While Hampton worked for Goodman in New York, he recorded with several different small groups known as the Lionel Hampton Orchestra as well as assorted small groups within the Goodman band. In the early 40s he left the Goodman organization to form his own touring band.

Beginning in the mid-1980s, Hampton and his band started playing at the University of Idaho's jazz concert, which in 1985 was renamed the Lionel Hampton Jazz Festival. In 1987 the University's music school was renamed the Lionel Hampton School of Music, the first and only university music school to be named for a jazz musician.

His wife Gladys was his manager throughout much of his career. Many musicians recall that Lionel ran the music and Gladys ran the business.

Hampton was a member of Alpha Phi Alpha, the first intercollegiate Greek-letter fraternity established for African Americans.

Lionel Hampton died from congestive heart failure in New York City, and is interred in the Woodlawn Cemetery, Bronx, New York.

[edit] Music

During a 1930 recording date in the NBC studios in Los Angeles, Louis Armstrong discovered a vibraphone (similar to a xylophone, but with metal bars and a tremolo mechanism). He asked Hampton if he could play it. Hampton, who knew how to play the xylophone, tried it and they agreed to record a few records with Hamp on vibes. Hampton is credited with popularizing the vibraphone as a jazz instrument.

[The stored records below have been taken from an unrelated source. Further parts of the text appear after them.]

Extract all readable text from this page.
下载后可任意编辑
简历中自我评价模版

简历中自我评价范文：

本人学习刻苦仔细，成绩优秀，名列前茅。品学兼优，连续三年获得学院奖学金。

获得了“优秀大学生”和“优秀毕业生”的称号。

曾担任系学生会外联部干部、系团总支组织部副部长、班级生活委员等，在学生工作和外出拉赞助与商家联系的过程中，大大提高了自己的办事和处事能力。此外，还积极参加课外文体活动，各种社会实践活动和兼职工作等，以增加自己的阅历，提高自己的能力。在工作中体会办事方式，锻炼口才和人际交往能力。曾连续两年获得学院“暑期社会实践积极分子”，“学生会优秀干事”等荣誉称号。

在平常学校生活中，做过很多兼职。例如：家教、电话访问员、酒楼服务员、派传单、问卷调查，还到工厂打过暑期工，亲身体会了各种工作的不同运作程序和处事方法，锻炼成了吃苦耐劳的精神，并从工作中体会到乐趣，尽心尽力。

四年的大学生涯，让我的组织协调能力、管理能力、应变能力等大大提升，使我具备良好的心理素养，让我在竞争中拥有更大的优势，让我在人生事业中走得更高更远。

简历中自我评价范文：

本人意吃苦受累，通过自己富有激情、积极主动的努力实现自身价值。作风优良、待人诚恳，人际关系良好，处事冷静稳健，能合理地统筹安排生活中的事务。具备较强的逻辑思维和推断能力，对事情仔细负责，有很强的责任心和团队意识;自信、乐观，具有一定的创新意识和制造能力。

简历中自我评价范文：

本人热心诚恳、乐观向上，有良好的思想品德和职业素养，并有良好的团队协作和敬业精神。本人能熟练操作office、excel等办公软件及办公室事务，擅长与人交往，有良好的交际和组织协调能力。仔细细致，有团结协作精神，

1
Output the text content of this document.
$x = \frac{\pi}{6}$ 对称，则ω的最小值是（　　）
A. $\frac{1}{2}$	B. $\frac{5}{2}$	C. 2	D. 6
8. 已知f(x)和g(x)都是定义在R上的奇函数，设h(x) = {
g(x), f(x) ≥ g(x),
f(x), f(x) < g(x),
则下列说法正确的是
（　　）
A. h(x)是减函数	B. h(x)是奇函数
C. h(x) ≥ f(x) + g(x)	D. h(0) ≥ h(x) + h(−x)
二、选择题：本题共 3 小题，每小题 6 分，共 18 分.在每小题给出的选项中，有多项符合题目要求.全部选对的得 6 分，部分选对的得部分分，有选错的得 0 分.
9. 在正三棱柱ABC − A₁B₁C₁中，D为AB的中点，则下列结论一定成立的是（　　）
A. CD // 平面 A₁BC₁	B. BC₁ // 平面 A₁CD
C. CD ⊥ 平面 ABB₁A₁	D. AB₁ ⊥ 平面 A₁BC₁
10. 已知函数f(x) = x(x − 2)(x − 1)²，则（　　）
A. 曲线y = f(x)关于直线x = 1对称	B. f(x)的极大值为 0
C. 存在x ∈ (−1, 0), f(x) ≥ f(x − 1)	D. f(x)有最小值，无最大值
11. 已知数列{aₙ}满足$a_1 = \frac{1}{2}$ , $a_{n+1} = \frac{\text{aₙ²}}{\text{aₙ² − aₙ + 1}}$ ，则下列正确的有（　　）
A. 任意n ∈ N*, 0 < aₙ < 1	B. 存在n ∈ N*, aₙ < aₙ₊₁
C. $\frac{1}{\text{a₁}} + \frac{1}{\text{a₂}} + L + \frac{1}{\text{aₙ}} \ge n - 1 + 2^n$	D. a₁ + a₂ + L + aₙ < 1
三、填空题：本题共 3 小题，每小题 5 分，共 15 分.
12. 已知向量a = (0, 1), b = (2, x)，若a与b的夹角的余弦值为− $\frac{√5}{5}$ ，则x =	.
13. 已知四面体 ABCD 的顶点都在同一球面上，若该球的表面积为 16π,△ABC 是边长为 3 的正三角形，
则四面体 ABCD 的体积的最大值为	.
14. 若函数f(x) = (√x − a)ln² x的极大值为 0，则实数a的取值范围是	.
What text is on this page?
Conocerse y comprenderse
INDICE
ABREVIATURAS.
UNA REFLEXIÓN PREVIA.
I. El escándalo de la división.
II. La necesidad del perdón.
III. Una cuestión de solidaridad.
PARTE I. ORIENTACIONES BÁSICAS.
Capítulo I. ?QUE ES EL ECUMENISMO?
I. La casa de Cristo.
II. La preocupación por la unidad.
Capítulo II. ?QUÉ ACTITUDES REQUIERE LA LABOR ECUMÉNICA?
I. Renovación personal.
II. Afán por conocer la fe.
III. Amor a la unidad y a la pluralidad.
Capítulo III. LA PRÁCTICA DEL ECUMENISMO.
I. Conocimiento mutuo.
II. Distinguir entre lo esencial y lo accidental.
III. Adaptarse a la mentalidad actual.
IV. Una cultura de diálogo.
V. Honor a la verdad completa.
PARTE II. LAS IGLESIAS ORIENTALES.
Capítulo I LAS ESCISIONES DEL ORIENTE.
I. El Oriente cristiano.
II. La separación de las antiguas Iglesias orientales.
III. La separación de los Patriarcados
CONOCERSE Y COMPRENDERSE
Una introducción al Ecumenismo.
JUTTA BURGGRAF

Those who played with Hampton's band at one time or another: Illinois Jacquet, Dexter Gordon, Ernie Royal, Jack McVea, Charlie Mingus, Monk Montgomery, Wes Montgomery, Quincy Jones, Benny Golson, Fats Navarro, Kenny Dorham, Clifford Brown, Dinah Washington, Betty Carter, Joe Williams, Arnett Cobb, Earl Bostic, and John Colianni.

Hampton was known for his tireless energy and skill on the vibes, drums, and two-fingered piano. The bars on the vibraphone are laid out like the piano; Hampton played both instruments in the same way. He also had a trademark on the drums of displaying acrobatics with his sticks. Sometimes he would juggle, flip and twirl as many as 5-6 drumsticks and still play without missing a beat.

Hampton's 1942 recording of "Flying Home" with Jacquet's famous honking tenor sax solo, later refined and expanded by Cobb in 1946, is sometimes deemed the first rock and roll record. Quincy Jones once stated that Hamp was like a rock and roll musician in that "Hamp would go for the throat every night and the people would freak out".